Second, by keeping the weaknesses of current greening in place: allowing leguminous crops grown in “EFAs”, replacing crop rotation with diversification, and allowing ineffective “equivalence schemes” again.

MEPs in the Parliament’s Environment Committee were better inspired, and set a minimum four-year length for the crop rotation rule (a win-win-win for all environmental dimensions), and added a minimum percentage of 7% for “EFAs”. This is exactly the way we need to go.

7. Some subsidised investments in irrigation exacerbate water pressures

The study found clear evidence of negative impacts on water resources caused by investments in irrigation supported by the CAP. This was possible due to weak rules and derogations. Water over-abstraction, compounded by climate change, threatens the survival of agriculture itself in parts of Europe. So the new CAP must become better at addressing quantitative water issues, notably by promoting water savings. 

How? Support for irrigation systems should be limited to the improvement of existing installations with effective water savings, verified afterwards. The creation of new irrigation systems should not be supported in areas where water bodies are stressed, unless the overall project involves a less water-dependent farming system (e.g. agroforestry, drought-resistant crops, shade nets, etc.).

8. Some measures do work, but at too small a scale to make a real impact

The Agri-Environment-Climate Measures (AECM) and Natura 2000 measures were found to be beneficial to biodiversity and water – in the case of biodiversity, thanks to “significant contributions to the conservation, and to a lesser extent restoration, of semi-natural farmland habitats and their species”. In addition, “there is good evidence that organic farming generally provides biodiversity benefits, particularly where it occurs in more intensively farmed landscapes.” So are these measures used widely to address pressing environmental challenges? 

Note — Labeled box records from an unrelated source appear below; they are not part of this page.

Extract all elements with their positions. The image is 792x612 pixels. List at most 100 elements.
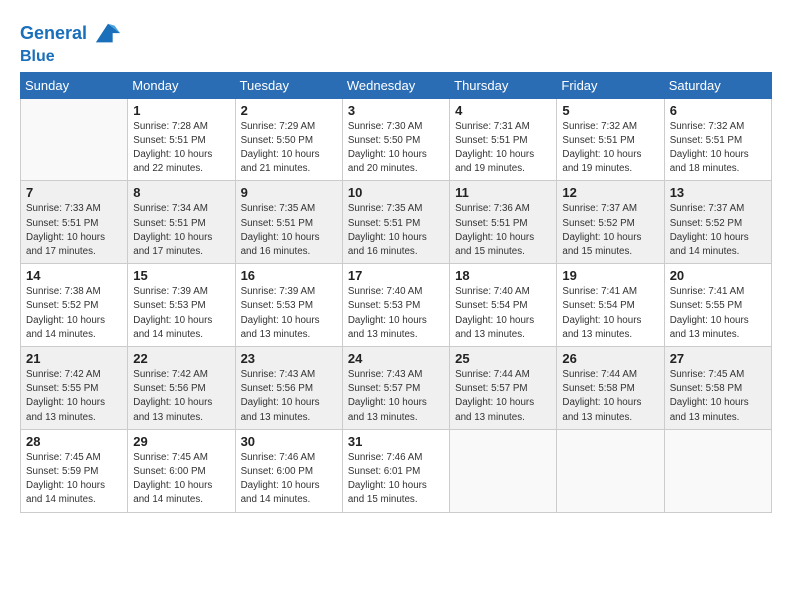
day-number: 18 [455,268,551,283]
calendar-header: SundayMondayTuesdayWednesdayThursdayFrid… [21,72,772,98]
day-number: 20 [670,268,766,283]
logo-general: General [20,23,87,43]
calendar-cell: 10 Sunrise: 7:35 AMSunset: 5:51 PMDayligh… [342,181,449,264]
day-number: 3 [348,103,444,118]
day-info: Sunrise: 7:45 AMSunset: 5:58 PMDaylight:… [670,368,766,425]
calendar-cell: 3 Sunrise: 7:30 AMSunset: 5:50 PMDaylight… [342,98,449,181]
logo: General Blue [20,20,122,66]
day-number: 31 [348,434,444,449]
calendar-cell: 23 Sunrise: 7:43 AMSunset: 5:56 PMDayligh… [235,347,342,430]
day-number: 11 [455,185,551,200]
calendar-cell: 19 Sunrise: 7:41 AMSunset: 5:54 PMDayligh… [557,264,664,347]
day-info: Sunrise: 7:30 AMSunset: 5:50 PMDaylight:… [348,120,444,177]
day-info: Sunrise: 7:35 AMSunset: 5:51 PMDaylight:… [241,202,337,259]
week-row-1: 1 Sunrise: 7:28 AMSunset: 5:51 PMDaylight… [21,98,772,181]
day-info: Sunrise: 7:31 AMSunset: 5:51 PMDaylight:… [455,120,551,177]
day-info: Sunrise: 7:32 AMSunset: 5:51 PMDaylight:… [562,120,658,177]
day-info: Sunrise: 7:44 AMSunset: 5:57 PMDaylight:… [455,368,551,425]
day-info: Sunrise: 7:33 AMSunset: 5:51 PMDaylight:… [26,202,122,259]
day-number: 19 [562,268,658,283]
day-info: Sunrise: 7:36 AMSunset: 5:51 PMDaylight:… [455,202,551,259]
day-info: Sunrise: 7:35 AMSunset: 5:51 PMDaylight:… [348,202,444,259]
day-number: 16 [241,268,337,283]
calendar-cell: 26Sunrise: 7:44 AMSunset: 5:58 PMDayligh… [557,347,664,430]
calendar-cell: 6Sunrise: 7:32 AMSunset: 5:51 PMDaylight… [664,98,771,181]
calendar-cell: 29Sunrise: 7:45 AMSunset: 6:00 PMDayligh… [128,429,235,512]
calendar-body: 1 Sunrise: 7:28 AMSunset: 5:51 PMDaylight… [21,98,772,512]
day-info: Sunrise: 7:39 AMSunset: 5:53 PMDaylight:… [241,285,337,342]
day-number: 27 [670,351,766,366]
logo-blue: Blue [20,48,122,66]
calendar-cell [450,429,557,512]
calendar-cell [557,429,664,512]
day-number: 26 [562,351,658,366]
day-info: Sunrise: 7:46 AMSunset: 6:00 PMDaylight:… [241,451,337,508]
weekday-header-monday: Monday [128,72,235,98]
weekday-header-wednesday: Wednesday [342,72,449,98]
day-info: Sunrise: 7:41 AMSunset: 5:54 PMDaylight:… [562,285,658,342]
calendar-cell: 30 Sunrise: 7:46 AMSunset: 6:00 PMDayligh… [235,429,342,512]
day-info: Sunrise: 7:43 AMSunset: 5:56 PMDaylight:… [241,368,337,425]
calendar-cell: 11 Sunrise: 7:36 AMSunset: 5:51 PMDayligh… [450,181,557,264]
day-info: Sunrise: 7:42 AMSunset: 5:56 PMDaylight:… [133,368,229,425]
day-number: 12 [562,185,658,200]
calendar-cell: 5 Sunrise: 7:32 AMSunset: 5:51 PMDaylight… [557,98,664,181]
calendar-cell: 24Sunrise: 7:43 AMSunset: 5:57 PMDayligh… [342,347,449,430]
header: General Blue [20,16,772,66]
day-number: 17 [348,268,444,283]
day-info: Sunrise: 7:46 AMSunset: 6:01 PMDaylight:… [348,451,444,508]
calendar-cell: 27 Sunrise: 7:45 AMSunset: 5:58 PMDayligh… [664,347,771,430]
day-number: 1 [133,103,229,118]
calendar-cell [21,98,128,181]
calendar-cell: 25 Sunrise: 7:44 AMSunset: 5:57 PMDayligh… [450,347,557,430]
day-info: Sunrise: 7:38 AMSunset: 5:52 PMDaylight:… [26,285,122,342]
weekday-header-thursday: Thursday [450,72,557,98]
calendar-cell: 22 Sunrise: 7:42 AMSunset: 5:56 PMDayligh… [128,347,235,430]
day-info: Sunrise: 7:42 AMSunset: 5:55 PMDaylight:… [26,368,122,425]
day-number: 5 [562,103,658,118]
calendar-table: SundayMondayTuesdayWednesdayThursdayFrid… [20,72,772,513]
day-info: Sunrise: 7:45 AMSunset: 6:00 PMDaylight:… [133,451,229,508]
calendar-cell: 17 Sunrise: 7:40 AMSunset: 5:53 PMDayligh… [342,264,449,347]
week-row-4: 21 Sunrise: 7:42 AMSunset: 5:55 PMDayligh… [21,347,772,430]
calendar-cell: 8Sunrise: 7:34 AMSunset: 5:51 PMDaylight… [128,181,235,264]
day-info: Sunrise: 7:39 AMSunset: 5:53 PMDaylight:… [133,285,229,342]
calendar-cell: 28 Sunrise: 7:45 AMSunset: 5:59 PMDayligh… [21,429,128,512]
calendar-cell: 21 Sunrise: 7:42 AMSunset: 5:55 PMDayligh… [21,347,128,430]
day-number: 2 [241,103,337,118]
day-number: 15 [133,268,229,283]
weekday-row: SundayMondayTuesdayWednesdayThursdayFrid… [21,72,772,98]
weekday-header-tuesday: Tuesday [235,72,342,98]
calendar-cell: 9 Sunrise: 7:35 AMSunset: 5:51 PMDaylight… [235,181,342,264]
day-number: 22 [133,351,229,366]
logo-text: General [20,20,122,48]
day-info: Sunrise: 7:40 AMSunset: 5:53 PMDaylight:… [348,285,444,342]
day-number: 25 [455,351,551,366]
day-number: 28 [26,434,122,449]
calendar-cell [664,429,771,512]
calendar-cell: 12Sunrise: 7:37 AMSunset: 5:52 PMDayligh… [557,181,664,264]
calendar-cell: 20 Sunrise: 7:41 AMSunset: 5:55 PMDayligh… [664,264,771,347]
calendar-cell: 13Sunrise: 7:37 AMSunset: 5:52 PMDayligh… [664,181,771,264]
day-number: 14 [26,268,122,283]
day-number: 10 [348,185,444,200]
page: General Blue SundayMondayTuesdayWednesda… [0,0,792,523]
day-number: 9 [241,185,337,200]
day-info: Sunrise: 7:32 AMSunset: 5:51 PMDaylight:… [670,120,766,177]
week-row-5: 28 Sunrise: 7:45 AMSunset: 5:59 PMDayligh… [21,429,772,512]
day-number: 21 [26,351,122,366]
day-number: 30 [241,434,337,449]
week-row-2: 7Sunrise: 7:33 AMSunset: 5:51 PMDaylight… [21,181,772,264]
day-info: Sunrise: 7:41 AMSunset: 5:55 PMDaylight:… [670,285,766,342]
calendar-cell: 1 Sunrise: 7:28 AMSunset: 5:51 PMDaylight… [128,98,235,181]
day-number: 4 [455,103,551,118]
calendar-cell: 18Sunrise: 7:40 AMSunset: 5:54 PMDayligh… [450,264,557,347]
day-number: 24 [348,351,444,366]
day-info: Sunrise: 7:28 AMSunset: 5:51 PMDaylight:… [133,120,229,177]
day-info: Sunrise: 7:45 AMSunset: 5:59 PMDaylight:… [26,451,122,508]
day-info: Sunrise: 7:34 AMSunset: 5:51 PMDaylight:… [133,202,229,259]
day-number: 23 [241,351,337,366]
week-row-3: 14 Sunrise: 7:38 AMSunset: 5:52 PMDayligh… [21,264,772,347]
calendar-cell: 16 Sunrise: 7:39 AMSunset: 5:53 PMDayligh… [235,264,342,347]
day-number: 13 [670,185,766,200]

Like most businesses, farmers go where the money goes. As 70% of the CAP budget is absorbed by Direct Payments, very little remains for targeted measures, and so uptake is very low. A picture speaks a thousand words: in the graph below, the smallest three bars are the most effective measures in the CAP for biodiversity and water protection:

The new Commission has committed itself to promoting organic farming in its Farm to Fork Strategy. This is welcome, but will require sufficient funding to make it happen. When it comes to AECM and Natura 2000 payments, the new CAP must ensure these measures are massively upscaled in the next decade.

So where does this leave us, and where next?

For roughly half of the EU’s surface water and a quarter of groundwater bodies which are failing to achieve good status because of agricultural pressures, the study concludes that “the effects of the studied instruments are not sufficient presently to reverse the situation.” Similarly, “the combined effects of the CAP have not been sufficient to counteract the pressures on biodiversity from agriculture both in semi-natural habitats and in more intensively management farmland.”

It’s not too late for the new CAP, which is being reformed now, to do better. But there is one fundamental flaw in the draft new CAP, that this study highlights time and time again: if the CAP doesn’t achieve good results, it will be down to the choices made by member states. That’s where alarm bells go off. In the proposed new CAP, the Commission is giving national governments more flexibility in how they will implement the CAP. They will also be expected to justify their choices, but will that be enough? Will they have the necessary will to make some hard choices, which they have so far not had?

Our precious soil, water, biodiversity, and climate can’t afford to lose this bet. That’s why we are calling on MEPs to use their powers to strengthen the environmental safeguards, set common quantified objectives, enhance the role of environmental authorities and stakeholders in CAP implementation, and allocate sufficient funds to measures that incentivise and reward farmers to adopt agroecological practices. There is no Planet B, so the CAP must become a force for good so that EU farming works with nature, protects our finite soil and water resources, and helps solve the climate crisis.